William g. Eliot, Archer Alexander from slavery to freedom, CUPPLES, UPHAM AND COMPANY, Boston, 1885
When the formerly enslaved Charlotte Scott heard the news of President Lincoln’s death, she took the first five dollars in money she had earned as a free woman, and gave them to her former master Mr. William P. Rucker a Union refugee from Virginia, who lived in Marietta Ohio then. She asked him “to make a monument to Massa Lincoln, the best friend the colored people ever had”. Rucker would take those funds to Gen. T.H.C. Smith, and he would make sure that they were given to Mr. James Yeatman, of who he asked “Would it not be well to.take up this suggestion and make it known to the freedmen?” And with that it would soon come under the help of the Western Sanitary Commission, with William G. Eliot at the helm. He would share it with many of the benefactors of the Freedmens Bureau, active during the Civil War.

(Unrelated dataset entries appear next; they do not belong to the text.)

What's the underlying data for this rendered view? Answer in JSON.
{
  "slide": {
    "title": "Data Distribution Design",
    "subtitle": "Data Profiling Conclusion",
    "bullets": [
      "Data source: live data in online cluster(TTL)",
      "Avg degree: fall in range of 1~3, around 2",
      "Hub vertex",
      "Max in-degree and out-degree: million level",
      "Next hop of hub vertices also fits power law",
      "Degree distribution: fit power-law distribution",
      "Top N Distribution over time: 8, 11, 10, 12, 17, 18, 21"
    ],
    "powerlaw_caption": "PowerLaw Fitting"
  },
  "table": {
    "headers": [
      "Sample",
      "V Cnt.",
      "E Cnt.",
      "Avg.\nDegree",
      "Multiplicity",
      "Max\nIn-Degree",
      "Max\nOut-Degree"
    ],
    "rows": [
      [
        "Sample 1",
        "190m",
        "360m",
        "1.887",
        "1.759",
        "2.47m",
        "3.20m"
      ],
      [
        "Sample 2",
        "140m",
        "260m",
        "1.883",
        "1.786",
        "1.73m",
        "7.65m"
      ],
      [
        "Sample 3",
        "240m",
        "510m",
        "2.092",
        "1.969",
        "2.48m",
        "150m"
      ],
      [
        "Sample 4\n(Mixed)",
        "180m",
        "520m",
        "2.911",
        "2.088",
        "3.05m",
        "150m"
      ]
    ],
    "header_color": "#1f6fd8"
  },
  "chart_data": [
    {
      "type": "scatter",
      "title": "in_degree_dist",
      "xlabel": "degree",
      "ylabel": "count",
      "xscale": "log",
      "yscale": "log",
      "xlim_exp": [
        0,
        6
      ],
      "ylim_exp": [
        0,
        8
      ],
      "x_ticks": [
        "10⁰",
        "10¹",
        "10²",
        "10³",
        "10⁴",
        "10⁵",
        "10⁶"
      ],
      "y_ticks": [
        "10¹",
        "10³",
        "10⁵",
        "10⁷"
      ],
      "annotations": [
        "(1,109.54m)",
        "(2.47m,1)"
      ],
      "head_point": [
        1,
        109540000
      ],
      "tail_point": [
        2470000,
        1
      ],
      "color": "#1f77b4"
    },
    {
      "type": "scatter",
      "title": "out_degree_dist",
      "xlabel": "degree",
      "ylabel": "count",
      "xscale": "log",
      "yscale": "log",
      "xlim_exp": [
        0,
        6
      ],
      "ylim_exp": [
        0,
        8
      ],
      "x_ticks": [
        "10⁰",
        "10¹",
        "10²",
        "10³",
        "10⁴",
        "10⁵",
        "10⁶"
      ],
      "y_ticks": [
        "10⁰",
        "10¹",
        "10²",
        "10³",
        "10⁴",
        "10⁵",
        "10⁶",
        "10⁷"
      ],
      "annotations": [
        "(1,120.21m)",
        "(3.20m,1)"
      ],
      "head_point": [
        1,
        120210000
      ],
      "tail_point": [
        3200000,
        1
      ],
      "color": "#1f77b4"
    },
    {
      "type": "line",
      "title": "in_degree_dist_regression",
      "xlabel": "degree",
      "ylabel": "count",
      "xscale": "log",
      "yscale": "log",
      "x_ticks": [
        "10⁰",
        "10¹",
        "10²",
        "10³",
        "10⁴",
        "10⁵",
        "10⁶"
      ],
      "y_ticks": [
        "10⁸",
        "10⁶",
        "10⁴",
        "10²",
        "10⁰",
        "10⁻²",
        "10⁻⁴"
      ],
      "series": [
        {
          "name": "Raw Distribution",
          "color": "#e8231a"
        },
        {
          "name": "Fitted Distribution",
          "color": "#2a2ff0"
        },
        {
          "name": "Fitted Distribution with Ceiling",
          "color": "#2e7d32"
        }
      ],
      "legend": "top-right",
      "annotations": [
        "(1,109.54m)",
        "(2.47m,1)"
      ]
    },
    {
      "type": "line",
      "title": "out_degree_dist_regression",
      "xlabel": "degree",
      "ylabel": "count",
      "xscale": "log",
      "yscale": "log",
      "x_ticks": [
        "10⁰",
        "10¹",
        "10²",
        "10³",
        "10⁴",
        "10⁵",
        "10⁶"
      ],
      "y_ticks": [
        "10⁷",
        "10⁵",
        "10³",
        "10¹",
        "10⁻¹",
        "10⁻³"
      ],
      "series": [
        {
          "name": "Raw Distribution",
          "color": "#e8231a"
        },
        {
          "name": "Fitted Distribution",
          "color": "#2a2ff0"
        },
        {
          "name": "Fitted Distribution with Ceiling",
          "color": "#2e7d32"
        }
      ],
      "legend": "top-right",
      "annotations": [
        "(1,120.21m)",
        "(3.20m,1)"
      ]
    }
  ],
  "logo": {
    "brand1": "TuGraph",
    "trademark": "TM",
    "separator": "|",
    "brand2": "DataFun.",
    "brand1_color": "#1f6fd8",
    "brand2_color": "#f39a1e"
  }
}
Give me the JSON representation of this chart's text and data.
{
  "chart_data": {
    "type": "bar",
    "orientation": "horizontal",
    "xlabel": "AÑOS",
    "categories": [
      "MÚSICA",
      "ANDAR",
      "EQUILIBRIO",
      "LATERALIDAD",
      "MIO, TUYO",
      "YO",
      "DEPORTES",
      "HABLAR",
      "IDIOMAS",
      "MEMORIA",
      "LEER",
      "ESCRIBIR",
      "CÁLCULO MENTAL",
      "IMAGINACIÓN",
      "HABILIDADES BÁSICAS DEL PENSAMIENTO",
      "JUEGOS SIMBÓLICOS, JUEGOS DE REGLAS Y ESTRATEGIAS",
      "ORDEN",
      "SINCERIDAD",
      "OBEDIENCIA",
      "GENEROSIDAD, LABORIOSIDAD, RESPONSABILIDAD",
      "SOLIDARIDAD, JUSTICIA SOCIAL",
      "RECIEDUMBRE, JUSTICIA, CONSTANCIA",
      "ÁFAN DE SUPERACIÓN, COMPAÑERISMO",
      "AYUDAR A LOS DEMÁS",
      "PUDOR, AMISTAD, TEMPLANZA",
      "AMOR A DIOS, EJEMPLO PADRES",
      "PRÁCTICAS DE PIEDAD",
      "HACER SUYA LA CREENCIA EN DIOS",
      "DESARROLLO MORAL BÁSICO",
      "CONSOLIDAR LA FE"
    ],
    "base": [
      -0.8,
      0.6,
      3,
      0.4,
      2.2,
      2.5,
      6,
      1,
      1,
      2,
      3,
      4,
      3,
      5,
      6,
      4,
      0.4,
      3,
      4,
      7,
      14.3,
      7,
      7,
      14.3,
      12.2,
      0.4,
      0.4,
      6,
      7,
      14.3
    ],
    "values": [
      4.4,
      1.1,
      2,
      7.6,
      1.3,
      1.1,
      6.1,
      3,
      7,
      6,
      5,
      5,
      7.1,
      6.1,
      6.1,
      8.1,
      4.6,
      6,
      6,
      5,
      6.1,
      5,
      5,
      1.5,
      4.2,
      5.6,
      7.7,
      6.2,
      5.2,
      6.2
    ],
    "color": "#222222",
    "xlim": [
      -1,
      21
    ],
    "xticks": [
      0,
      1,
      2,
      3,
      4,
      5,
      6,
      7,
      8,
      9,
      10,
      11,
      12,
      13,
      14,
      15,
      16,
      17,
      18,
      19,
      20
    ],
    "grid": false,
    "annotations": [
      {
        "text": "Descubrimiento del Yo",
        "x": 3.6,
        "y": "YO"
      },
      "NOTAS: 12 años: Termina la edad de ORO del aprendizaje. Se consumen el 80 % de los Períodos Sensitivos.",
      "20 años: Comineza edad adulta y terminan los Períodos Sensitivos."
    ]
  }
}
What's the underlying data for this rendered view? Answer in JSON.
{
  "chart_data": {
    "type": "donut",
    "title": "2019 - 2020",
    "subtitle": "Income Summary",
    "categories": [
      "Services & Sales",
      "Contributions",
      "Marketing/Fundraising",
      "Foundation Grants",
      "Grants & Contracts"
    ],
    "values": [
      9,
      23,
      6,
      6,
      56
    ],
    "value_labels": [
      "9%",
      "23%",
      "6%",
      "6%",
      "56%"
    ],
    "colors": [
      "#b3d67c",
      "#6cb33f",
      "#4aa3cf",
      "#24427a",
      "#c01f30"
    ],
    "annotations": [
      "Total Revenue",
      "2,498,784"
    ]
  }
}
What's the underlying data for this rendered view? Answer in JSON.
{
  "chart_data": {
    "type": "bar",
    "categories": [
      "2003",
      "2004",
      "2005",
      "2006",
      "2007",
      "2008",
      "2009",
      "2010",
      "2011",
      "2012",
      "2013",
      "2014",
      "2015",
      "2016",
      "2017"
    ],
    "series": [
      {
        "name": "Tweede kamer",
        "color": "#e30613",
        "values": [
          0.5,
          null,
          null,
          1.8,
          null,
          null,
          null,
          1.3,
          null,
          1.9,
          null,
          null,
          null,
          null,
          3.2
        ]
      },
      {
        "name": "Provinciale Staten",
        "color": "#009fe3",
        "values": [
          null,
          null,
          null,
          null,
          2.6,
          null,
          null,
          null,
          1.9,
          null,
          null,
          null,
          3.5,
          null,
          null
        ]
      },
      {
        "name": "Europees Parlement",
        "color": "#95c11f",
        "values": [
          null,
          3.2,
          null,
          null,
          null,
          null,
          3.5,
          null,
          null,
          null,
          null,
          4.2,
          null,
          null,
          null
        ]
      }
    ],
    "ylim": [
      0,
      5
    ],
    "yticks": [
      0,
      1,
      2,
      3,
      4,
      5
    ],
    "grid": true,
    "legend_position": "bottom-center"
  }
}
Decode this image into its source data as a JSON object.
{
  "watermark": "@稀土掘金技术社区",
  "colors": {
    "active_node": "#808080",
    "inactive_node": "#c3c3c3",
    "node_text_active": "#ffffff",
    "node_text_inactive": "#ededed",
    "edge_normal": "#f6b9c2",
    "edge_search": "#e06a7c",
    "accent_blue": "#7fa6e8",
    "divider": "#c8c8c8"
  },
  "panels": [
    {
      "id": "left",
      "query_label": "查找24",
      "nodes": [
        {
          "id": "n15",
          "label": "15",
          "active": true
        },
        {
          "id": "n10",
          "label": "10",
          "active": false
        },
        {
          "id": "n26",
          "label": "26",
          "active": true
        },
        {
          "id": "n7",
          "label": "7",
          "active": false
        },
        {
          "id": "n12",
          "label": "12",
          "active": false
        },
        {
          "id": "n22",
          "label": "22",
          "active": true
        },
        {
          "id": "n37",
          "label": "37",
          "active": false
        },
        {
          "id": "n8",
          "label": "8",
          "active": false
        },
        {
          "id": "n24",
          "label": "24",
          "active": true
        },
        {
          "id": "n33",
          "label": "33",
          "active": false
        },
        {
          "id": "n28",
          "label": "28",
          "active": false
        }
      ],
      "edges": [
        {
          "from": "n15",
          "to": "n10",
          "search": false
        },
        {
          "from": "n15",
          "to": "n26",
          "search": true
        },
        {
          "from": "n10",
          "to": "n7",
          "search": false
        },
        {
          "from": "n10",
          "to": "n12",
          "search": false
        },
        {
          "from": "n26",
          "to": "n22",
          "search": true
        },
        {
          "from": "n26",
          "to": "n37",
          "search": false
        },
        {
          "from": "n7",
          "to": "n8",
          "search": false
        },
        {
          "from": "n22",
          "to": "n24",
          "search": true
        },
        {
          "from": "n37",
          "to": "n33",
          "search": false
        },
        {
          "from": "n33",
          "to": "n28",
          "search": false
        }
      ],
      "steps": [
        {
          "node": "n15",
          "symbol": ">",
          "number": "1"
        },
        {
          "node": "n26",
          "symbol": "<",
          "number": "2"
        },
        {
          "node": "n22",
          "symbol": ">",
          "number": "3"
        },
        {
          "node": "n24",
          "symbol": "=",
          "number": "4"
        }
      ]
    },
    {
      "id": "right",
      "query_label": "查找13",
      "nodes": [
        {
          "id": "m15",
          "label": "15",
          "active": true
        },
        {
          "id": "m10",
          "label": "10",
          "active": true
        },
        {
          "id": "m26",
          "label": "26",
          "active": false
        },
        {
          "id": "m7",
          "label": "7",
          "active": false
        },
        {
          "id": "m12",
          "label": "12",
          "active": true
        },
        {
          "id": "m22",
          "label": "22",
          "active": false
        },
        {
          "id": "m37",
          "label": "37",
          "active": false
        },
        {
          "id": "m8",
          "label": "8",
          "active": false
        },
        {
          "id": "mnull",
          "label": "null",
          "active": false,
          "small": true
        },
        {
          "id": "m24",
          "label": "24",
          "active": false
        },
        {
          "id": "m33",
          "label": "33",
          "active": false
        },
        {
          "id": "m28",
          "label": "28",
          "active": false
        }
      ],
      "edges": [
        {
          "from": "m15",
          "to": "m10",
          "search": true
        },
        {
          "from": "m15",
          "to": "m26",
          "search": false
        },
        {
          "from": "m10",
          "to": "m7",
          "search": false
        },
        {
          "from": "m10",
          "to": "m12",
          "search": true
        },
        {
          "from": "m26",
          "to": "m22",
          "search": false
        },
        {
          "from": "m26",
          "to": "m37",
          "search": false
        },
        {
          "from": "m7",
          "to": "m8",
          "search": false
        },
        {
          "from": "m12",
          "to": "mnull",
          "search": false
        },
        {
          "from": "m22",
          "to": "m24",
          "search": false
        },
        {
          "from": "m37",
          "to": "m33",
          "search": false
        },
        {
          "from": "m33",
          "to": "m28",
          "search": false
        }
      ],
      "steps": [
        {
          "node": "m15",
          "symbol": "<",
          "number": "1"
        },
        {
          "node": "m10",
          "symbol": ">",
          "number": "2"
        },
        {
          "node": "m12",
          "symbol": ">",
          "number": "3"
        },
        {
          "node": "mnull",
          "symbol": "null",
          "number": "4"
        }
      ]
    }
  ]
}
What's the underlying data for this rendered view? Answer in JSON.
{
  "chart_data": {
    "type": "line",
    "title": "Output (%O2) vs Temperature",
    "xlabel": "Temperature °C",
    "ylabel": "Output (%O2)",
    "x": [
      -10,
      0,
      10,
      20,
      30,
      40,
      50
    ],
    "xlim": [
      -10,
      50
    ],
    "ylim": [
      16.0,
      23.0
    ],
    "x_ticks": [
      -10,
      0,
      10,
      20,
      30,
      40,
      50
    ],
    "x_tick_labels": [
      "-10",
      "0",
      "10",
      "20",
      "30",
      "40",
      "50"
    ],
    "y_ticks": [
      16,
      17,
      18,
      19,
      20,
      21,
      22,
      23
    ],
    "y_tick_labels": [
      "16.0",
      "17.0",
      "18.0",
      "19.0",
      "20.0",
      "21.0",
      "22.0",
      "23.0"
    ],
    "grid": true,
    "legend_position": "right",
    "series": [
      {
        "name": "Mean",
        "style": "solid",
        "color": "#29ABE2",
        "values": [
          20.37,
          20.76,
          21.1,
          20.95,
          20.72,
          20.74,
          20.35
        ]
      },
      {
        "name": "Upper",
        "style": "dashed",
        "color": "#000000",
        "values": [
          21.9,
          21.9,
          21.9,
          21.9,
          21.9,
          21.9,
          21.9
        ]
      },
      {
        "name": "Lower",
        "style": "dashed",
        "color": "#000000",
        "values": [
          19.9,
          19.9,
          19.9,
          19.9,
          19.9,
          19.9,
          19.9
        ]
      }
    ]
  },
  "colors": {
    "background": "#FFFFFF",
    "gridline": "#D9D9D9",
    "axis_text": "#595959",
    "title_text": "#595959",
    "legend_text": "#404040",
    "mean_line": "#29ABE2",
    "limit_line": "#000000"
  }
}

THE Western Sanitary Commission, originally established by order of Major-General Frémont, and afterwards recognized and made permanent by the secretary of war, Edwin M. Stanton. Its members were James E. Yeatman, J. B. Johnson, George Partridge, Carlos S. Greeley, and W. G. Eliot. Besides the hospital work for the sick and wounded, the Western Sanitary Commission was intrusted by the authorities with the care and relief of Union refugees, and of fugitive slaves from the South. Many thousands of both these classes of sufferers thronged to St. Louis, generally in wretched condition, not only impoverished, but thriftless and inefficient. In one way or another they were taken care of until some sort of work was found by which they could earn their bread. Special funds were liberally contributed, chiefly from New England, for such uses.
W.G.E.
By 1866 Gen. J. W. Davidson troops had helped raise $12,150, and then to $16,242 for the monument. (Today that would be equal to over $130,000). The Monument was totally funded by the former enslaved people.